Wingate eyes new town hall, police department

Jun. 29, 2013 @ 04:35 PM

The Town of Wingate is looking to secure the funding for their new Town Hall and Police Department building. 

They are holding a series of public meetings to hear questions, concerns and comments. The next meetings will be July 11 and July 16 at 6 p.m. and the Jesse Helms Center.

The new building would cost $3.5 million and would be paid for with a 40-year note from the U.S. Department of Agriculture with 3.5 percent interest. 

Eventually, the town would see rate increases and about a 2.5 cent tax increase to help cover the costs, but Town Manager Patrick Niland said that would not be right away. The first payment on the loan would not be due until a year after the construction is completed and construction would take about a year and a half.

“The police department needs something more than the town hall does and we are outgrowing the town hall,” Niland said. “We had a space-needs study done for police, fire and administration.”

Currently, the town hall is owned by the Jesse Helms Center and the police department is owned by Wingate University. 

Niland said that the fire department needs a new space the most, but that funding would have to come from the county. 

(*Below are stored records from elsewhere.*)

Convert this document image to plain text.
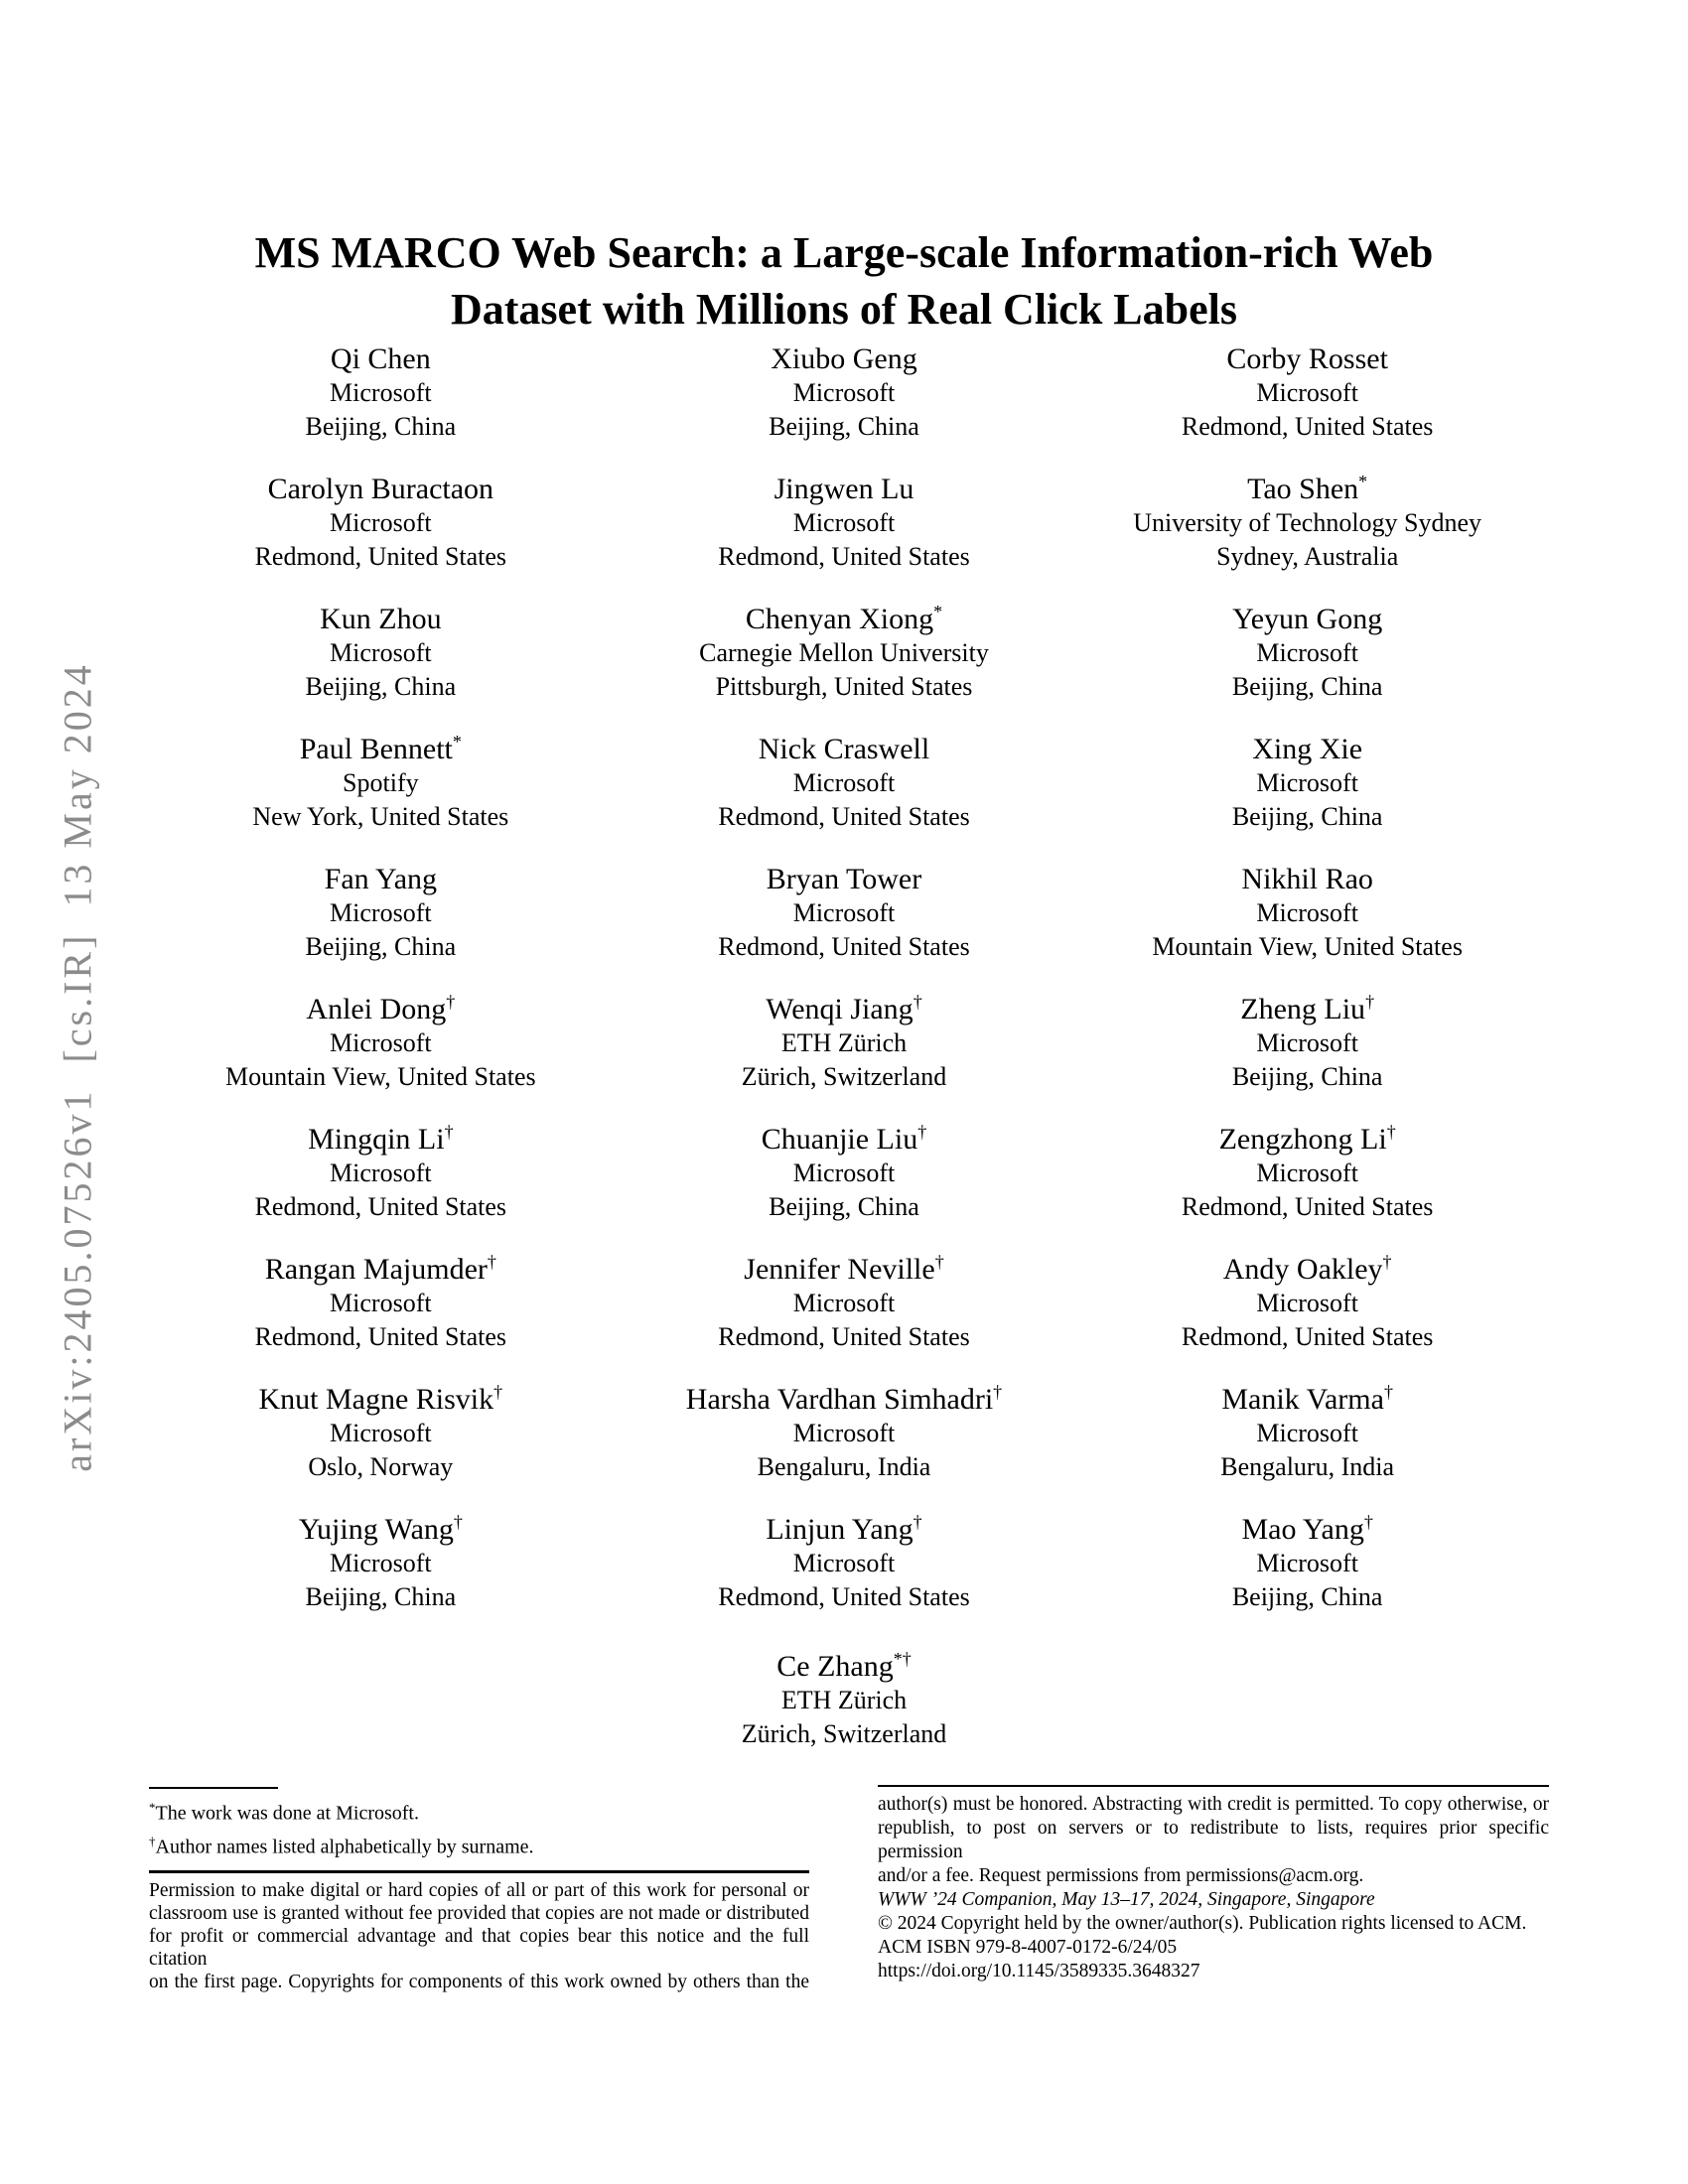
arXiv:2405.07526v1  [cs.IR]  13 May 2024
MS MARCO Web Search: a Large-scale Information-rich Web
Dataset with Millions of Real Click Labels
Qi Chen
Microsoft
Beijing, China
Xiubo Geng
Microsoft
Beijing, China
Corby Rosset
Microsoft
Redmond, United States
Carolyn Buractaon
Microsoft
Redmond, United States
Jingwen Lu
Microsoft
Redmond, United States
Tao Shen*
University of Technology Sydney
Sydney, Australia
Kun Zhou
Microsoft
Beijing, China
Chenyan Xiong*
Carnegie Mellon University
Pittsburgh, United States
Yeyun Gong
Microsoft
Beijing, China
Paul Bennett*
Spotify
New York, United States
Nick Craswell
Microsoft
Redmond, United States
Xing Xie
Microsoft
Beijing, China
Fan Yang
Microsoft
Beijing, China
Bryan Tower
Microsoft
Redmond, United States
Nikhil Rao
Microsoft
Mountain View, United States
Anlei Dong†
Microsoft
Mountain View, United States
Wenqi Jiang†
ETH Zürich
Zürich, Switzerland
Zheng Liu†
Microsoft
Beijing, China
Mingqin Li†
Microsoft
Redmond, United States
Chuanjie Liu†
Microsoft
Beijing, China
Zengzhong Li†
Microsoft
Redmond, United States
Rangan Majumder†
Microsoft
Redmond, United States
Jennifer Neville†
Microsoft
Redmond, United States
Andy Oakley†
Microsoft
Redmond, United States
Knut Magne Risvik†
Microsoft
Oslo, Norway
Harsha Vardhan Simhadri†
Microsoft
Bengaluru, India
Manik Varma†
Microsoft
Bengaluru, India
Yujing Wang†
Microsoft
Beijing, China
Linjun Yang†
Microsoft
Redmond, United States
Mao Yang†
Microsoft
Beijing, China
Ce Zhang*†
ETH Zürich
Zürich, Switzerland
*The work was done at Microsoft.
†Author names listed alphabetically by surname.
Permission to make digital or hard copies of all or part of this work for personal or
classroom use is granted without fee provided that copies are not made or distributed
for profit or commercial advantage and that copies bear this notice and the full citation
on the first page. Copyrights for components of this work owned by others than the
author(s) must be honored. Abstracting with credit is permitted. To copy otherwise, or
republish, to post on servers or to redistribute to lists, requires prior specific permission
and/or a fee. Request permissions from permissions@acm.org.
WWW ’24 Companion, May 13–17, 2024, Singapore, Singapore
© 2024 Copyright held by the owner/author(s). Publication rights licensed to ACM.
ACM ISBN 979-8-4007-0172-6/24/05
https://doi.org/10.1145/3589335.3648327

The new building is proposed for 18,000 square feet, though the design will change. It will be located behind the historic buildings on Main Street and the intersection of North Main and Wilson streets.

“It’ll be the most visible investment we’ve made,” Niland said. “This will be one of the most significant things the town has done in the last 20 years.”

The building is part of the downtown study the town completed.

“They really looked at how we can try to start to create a real college downtown,” Niland said. 

They hope to draw college kids off campus to restaurants and shops in Wingate. Wingate University is already planning to move their bookstore off campus, he said. 

Wingate has been working on re-branding the town with new signs, logos and streetscapes.

“We’re trying to do it responsibly, we can’t do it all at once,” Niland said. “It has started to catch on a little bit in the community.”

Streetscape projects will be a part of the new town hall as well. They hope to continue the look with signs and a cohesive look.

If everything goes as planned, the town should receive loan approval in September or October, Niland said. Construction would start about a year after they receive approval.